New methods for maintaining human renal epithelial cells and analyzing their ion transport functions: potential analysis of genetic disease.

Objectives: New methods are available to immortalize parenchymal cells from exocrine glands and kidney with retention of differentiation. Adaptation of this technology to small, single-donor biopsy material or surgical specimens could provide genetically homogeneous cells for functional analyses and correlation with genetic background and underlying biochemistry. To develop a methodology useful for renal sodium metabolism, epithelial cell line generation was tested in a hypertensive rat model with features similar to salt-sensitive hypertension in humans. This form of hypertension has a large genetic component and is prevalent in African Americans.

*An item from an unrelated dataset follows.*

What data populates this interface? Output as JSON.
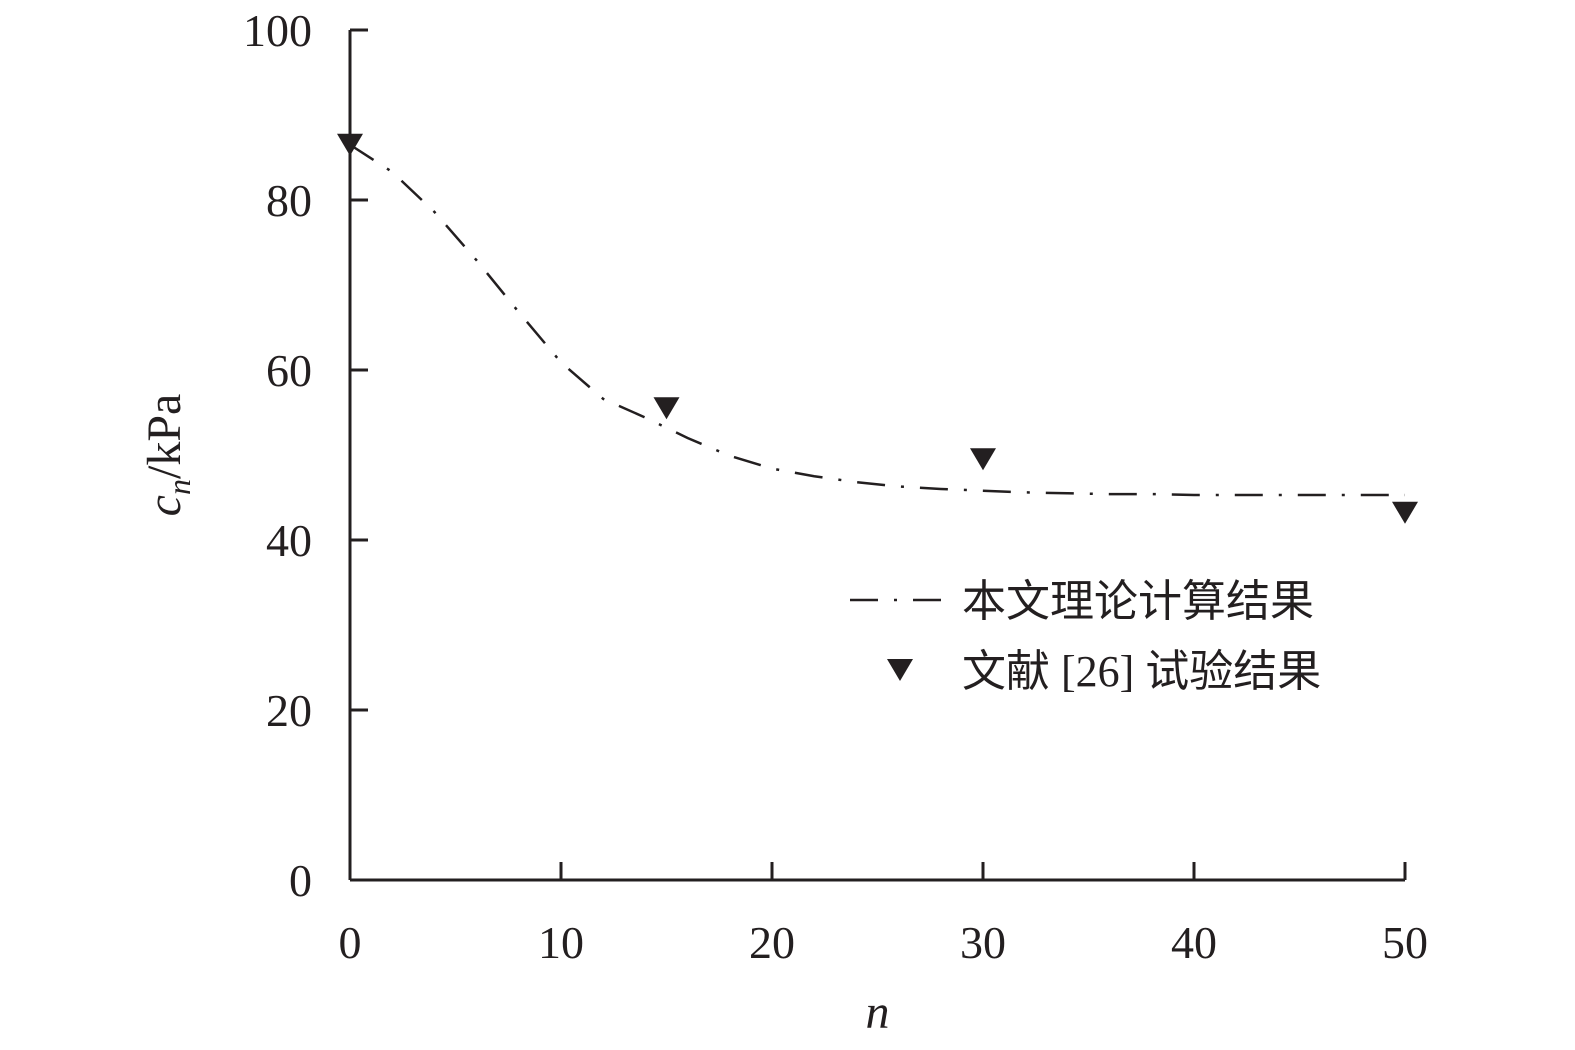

Design: Protocols were designed to immortalize primary cultures of microdissected proximal tubule epithelial cells from spontaneously hypertensive (SHR) and control, normotensive Wistar-Kyoto (WKY) rats. Immortalization was based on a replication-defective retrovirus coding for SV40 large T-antigen as positive cell cycle regulator. Transport competent cells that grow on porous filters to form confluent monolayers were selected.
Results: Several proximal tubule cell lines have been developed from SHR and WKY rats. The cells retain important differentiated features, such as epithelial polarity, low monolayer conductance, and sodium-succinate cotransport. They are suitable for analyses of electrolyte transport by electrophysiology or imaging of intracellular fluorescent indicator dyes, such as sodium-binding benzofuran isophthalate.
Conclusion: Feasibility of generating epithelial cell lines from defined renal segments was demonstrated. The cells retain important transport function so that analyses of sodium metabolism and the influence of genetic background on it are possible. The methodology is applicable to human specimens.